I am never quite sure if the term African-American grew as a direct result of awareness principles like political correctness. But whatever its birth, the advent of hyphenated American racial groups has created a hypersensitive atmosphere that caused greater tensions between the races.
Personally, I’ve never had an issue with being called black. To me, it’s little more than a descriptor — like saying, someone had blonde hair or green eyes. On the contrary, individuals who call themselves African-American often act as if anyone who calls them “black” is being racist.
What I find most interesting is that many of these same individuals refuse to accept the “American” aspect of their heritage. They often battle to have it attached to their title. I am for individuals having the power to define themselves what they will be called. However, let’s be consistent. How can we claim to be Americans yet ostracize blacks that choose to take advantage of being American?

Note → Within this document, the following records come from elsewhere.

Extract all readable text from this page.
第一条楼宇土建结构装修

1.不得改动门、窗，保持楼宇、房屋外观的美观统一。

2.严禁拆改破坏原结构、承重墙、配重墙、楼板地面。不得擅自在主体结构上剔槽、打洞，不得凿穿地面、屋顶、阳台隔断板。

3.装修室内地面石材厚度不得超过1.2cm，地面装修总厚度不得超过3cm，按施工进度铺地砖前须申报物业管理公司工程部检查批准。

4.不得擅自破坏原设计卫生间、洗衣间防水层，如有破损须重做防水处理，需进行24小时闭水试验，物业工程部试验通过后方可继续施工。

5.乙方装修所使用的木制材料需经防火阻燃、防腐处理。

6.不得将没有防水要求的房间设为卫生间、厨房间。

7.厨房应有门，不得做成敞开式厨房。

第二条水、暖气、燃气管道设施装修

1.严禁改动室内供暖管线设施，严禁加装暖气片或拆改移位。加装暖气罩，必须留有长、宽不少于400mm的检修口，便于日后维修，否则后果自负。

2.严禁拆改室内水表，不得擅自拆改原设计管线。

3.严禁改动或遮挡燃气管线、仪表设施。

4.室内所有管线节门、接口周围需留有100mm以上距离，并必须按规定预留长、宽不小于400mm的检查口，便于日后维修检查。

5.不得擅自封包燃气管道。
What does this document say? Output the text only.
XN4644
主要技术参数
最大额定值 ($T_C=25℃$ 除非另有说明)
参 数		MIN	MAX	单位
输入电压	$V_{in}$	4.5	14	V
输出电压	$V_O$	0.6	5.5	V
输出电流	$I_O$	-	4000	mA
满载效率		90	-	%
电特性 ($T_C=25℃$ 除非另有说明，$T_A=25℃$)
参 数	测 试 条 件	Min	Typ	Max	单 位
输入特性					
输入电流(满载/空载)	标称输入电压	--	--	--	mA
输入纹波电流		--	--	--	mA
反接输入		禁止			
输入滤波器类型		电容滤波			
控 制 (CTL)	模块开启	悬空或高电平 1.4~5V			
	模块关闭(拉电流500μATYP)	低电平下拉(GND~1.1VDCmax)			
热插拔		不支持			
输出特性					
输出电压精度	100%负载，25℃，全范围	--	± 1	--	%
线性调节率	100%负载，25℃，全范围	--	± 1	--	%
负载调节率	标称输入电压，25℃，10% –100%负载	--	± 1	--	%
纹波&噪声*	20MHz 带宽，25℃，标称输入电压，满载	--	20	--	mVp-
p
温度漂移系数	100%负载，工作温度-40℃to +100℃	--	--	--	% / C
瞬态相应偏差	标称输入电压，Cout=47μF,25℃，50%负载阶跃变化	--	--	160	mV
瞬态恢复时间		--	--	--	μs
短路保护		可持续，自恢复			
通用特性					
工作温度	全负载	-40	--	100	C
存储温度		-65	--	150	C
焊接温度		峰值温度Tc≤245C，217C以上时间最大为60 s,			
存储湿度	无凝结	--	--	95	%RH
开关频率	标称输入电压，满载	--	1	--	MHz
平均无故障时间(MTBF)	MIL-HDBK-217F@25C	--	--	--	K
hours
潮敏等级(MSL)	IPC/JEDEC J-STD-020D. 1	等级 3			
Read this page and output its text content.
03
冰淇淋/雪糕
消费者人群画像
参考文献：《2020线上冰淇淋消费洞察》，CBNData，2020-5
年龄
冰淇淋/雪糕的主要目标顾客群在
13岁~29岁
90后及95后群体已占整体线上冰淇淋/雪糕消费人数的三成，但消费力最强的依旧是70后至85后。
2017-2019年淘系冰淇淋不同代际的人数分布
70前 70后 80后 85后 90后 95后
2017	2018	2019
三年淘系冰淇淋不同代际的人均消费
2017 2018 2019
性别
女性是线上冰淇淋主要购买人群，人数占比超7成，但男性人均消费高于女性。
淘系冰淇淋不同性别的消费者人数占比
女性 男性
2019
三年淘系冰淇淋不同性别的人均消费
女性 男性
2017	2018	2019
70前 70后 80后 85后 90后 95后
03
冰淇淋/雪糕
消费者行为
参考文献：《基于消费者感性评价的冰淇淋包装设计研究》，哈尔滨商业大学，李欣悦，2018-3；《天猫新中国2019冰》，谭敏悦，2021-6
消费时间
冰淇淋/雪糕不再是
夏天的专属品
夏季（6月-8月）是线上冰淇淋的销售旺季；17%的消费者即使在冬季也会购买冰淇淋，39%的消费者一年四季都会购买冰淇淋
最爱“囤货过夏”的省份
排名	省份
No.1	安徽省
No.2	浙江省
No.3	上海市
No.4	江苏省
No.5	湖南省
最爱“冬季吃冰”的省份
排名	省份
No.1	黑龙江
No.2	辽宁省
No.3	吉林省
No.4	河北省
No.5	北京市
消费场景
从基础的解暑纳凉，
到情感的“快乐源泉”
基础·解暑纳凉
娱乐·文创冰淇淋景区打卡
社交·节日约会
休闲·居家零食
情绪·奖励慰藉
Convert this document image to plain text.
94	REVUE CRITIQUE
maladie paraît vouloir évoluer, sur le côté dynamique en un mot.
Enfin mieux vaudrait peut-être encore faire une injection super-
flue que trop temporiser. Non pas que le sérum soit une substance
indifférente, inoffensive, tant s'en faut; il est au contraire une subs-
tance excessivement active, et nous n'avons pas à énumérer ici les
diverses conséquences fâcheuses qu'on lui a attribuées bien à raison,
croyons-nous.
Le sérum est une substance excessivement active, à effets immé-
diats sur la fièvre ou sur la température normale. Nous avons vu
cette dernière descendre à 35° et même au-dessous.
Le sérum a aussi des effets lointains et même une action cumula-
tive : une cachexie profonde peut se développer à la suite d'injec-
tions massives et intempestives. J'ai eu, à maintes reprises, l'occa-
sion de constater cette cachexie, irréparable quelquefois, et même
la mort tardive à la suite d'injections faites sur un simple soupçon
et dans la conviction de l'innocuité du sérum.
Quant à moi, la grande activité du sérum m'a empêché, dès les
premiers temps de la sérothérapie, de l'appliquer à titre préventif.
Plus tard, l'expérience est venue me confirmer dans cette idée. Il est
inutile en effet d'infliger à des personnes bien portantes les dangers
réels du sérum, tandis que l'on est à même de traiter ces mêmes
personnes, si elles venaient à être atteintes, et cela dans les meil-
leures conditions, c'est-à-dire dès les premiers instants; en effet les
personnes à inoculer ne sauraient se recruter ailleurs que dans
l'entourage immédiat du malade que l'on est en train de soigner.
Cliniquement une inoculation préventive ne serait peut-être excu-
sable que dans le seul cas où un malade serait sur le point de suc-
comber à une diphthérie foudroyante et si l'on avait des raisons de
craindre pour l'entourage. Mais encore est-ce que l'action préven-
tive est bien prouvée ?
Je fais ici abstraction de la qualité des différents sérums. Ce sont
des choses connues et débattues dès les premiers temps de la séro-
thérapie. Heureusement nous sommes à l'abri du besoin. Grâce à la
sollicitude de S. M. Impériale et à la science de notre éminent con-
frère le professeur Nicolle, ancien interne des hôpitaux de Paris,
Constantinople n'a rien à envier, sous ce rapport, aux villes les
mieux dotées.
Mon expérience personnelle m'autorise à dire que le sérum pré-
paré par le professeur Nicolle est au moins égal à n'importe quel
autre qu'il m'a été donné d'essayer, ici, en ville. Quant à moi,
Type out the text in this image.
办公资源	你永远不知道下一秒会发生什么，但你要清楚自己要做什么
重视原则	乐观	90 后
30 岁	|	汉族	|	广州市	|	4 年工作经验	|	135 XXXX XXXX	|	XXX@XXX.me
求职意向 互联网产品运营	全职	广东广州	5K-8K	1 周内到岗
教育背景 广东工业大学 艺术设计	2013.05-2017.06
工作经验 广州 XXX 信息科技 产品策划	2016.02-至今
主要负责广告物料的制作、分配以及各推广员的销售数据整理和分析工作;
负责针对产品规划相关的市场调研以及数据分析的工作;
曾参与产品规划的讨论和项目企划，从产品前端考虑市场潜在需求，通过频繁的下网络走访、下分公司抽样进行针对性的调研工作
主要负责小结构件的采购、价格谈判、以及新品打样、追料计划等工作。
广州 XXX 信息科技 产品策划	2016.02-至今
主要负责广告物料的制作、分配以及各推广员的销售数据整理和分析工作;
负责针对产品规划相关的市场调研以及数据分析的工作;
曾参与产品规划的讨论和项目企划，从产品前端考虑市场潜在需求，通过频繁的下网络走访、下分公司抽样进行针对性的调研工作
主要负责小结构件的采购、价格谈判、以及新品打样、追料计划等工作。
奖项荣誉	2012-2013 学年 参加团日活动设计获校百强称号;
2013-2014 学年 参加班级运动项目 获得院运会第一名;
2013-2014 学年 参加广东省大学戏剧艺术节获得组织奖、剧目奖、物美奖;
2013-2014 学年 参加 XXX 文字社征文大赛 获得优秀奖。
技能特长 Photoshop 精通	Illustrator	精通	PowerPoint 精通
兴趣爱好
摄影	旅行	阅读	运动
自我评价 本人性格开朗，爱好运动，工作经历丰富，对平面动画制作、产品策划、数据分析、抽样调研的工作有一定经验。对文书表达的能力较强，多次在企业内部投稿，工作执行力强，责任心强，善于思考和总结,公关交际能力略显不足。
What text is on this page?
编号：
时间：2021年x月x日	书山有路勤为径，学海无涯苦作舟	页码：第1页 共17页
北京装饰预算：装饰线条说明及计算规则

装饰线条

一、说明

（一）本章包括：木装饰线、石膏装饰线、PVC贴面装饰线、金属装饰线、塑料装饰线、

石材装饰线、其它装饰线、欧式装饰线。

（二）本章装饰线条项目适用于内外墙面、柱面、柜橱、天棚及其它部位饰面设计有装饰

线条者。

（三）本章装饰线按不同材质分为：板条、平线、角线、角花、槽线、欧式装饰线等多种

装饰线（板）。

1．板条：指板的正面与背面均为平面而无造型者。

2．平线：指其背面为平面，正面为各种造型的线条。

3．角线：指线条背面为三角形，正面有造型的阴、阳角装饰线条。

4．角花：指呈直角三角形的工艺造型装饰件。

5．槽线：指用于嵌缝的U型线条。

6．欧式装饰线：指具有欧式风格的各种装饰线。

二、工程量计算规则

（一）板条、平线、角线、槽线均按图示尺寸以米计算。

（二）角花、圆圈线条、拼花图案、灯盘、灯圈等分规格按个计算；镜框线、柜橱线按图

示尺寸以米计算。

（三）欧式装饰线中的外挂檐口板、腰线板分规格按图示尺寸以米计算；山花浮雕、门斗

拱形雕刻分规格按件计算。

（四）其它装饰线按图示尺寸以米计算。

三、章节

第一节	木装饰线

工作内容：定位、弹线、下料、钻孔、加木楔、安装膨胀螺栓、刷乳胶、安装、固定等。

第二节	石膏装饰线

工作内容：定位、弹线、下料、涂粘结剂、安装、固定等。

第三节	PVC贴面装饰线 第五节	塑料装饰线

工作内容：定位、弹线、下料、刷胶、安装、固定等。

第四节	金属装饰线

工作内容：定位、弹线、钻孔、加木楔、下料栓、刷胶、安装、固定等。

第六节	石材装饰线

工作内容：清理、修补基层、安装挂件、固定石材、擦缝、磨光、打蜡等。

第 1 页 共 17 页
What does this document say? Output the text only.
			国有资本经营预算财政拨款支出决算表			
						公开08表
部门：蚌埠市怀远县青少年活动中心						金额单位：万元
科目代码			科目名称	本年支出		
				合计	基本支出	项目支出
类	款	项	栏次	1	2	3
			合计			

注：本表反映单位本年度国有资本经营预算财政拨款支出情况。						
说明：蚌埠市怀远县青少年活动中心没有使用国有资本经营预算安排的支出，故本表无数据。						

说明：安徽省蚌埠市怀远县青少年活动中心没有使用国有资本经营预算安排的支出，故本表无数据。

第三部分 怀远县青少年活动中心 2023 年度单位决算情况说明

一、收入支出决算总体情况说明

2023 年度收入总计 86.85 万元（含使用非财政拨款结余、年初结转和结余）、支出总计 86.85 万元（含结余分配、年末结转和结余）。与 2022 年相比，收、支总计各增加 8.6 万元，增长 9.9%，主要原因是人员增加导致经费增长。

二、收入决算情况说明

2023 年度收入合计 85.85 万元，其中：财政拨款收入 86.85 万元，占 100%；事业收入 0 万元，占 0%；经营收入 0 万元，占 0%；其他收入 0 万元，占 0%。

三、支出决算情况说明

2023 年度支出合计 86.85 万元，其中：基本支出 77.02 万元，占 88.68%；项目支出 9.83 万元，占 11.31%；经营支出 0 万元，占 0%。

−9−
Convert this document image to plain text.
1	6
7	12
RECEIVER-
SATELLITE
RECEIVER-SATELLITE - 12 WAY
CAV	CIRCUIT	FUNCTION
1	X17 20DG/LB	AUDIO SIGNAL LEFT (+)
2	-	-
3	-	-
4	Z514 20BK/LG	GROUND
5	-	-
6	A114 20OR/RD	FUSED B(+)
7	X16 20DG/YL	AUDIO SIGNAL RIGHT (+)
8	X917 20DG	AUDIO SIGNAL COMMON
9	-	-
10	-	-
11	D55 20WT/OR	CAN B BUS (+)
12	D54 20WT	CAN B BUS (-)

I can’t fully recount the times during my upbringing when I was called “white” for no other reason than I got straight A’s, spoke proper English and aspired to do great things with my life.
In fact, many black comediennes and film actors seem to embrace the idea that such things are essentially “white.” Hollywood portrays blacks who try to succeed as sold out “Carlton’s” and good ole Smokey Joe, who would steal the shoes off your feet, as the brother who is “down.” Meanwhile Mr. Sell-Out is partaking in the American dream his slave mother and father fought and died for him to have, while Smokey Joe squanders away this inheritance by serving a five to 10 prison sentence for a senseless B&E.
Who is the true sell out?
What African-Americans must come to realize is that taking advantage of the numerous benefits found in our prevailing culture is neither being black or white. It’s being American.
To advance in any society you must know the language, obtain a proper education, and strive to make money in a legally acceptable manner.
This is the Modus Operandi of all societies, including the American culture.
Why is it that inherently good things, like talking properly, succeeding and getting along with fellow Americans irregardless of race is “white”, but negative things like gang banging, robbing, teen pregnancy and welfare are considered a part of black culture?
That isn’t my definition of black culture.
When I think of black culture, I envision brilliant inventors, doctors, scientists, historians, writers, educators and artists who broke pass racist barriers to move forward as opposed to remaining complacent or blaming society.
If blacks are to succeed, we have to meet the world half way. And one way to do that is to accept the American half of “African-American.” Maybe then can we move past modern day racial discrimination cases and mental enslavement, and finally into a place where blacks can claim their rightful place at the table of opportunity.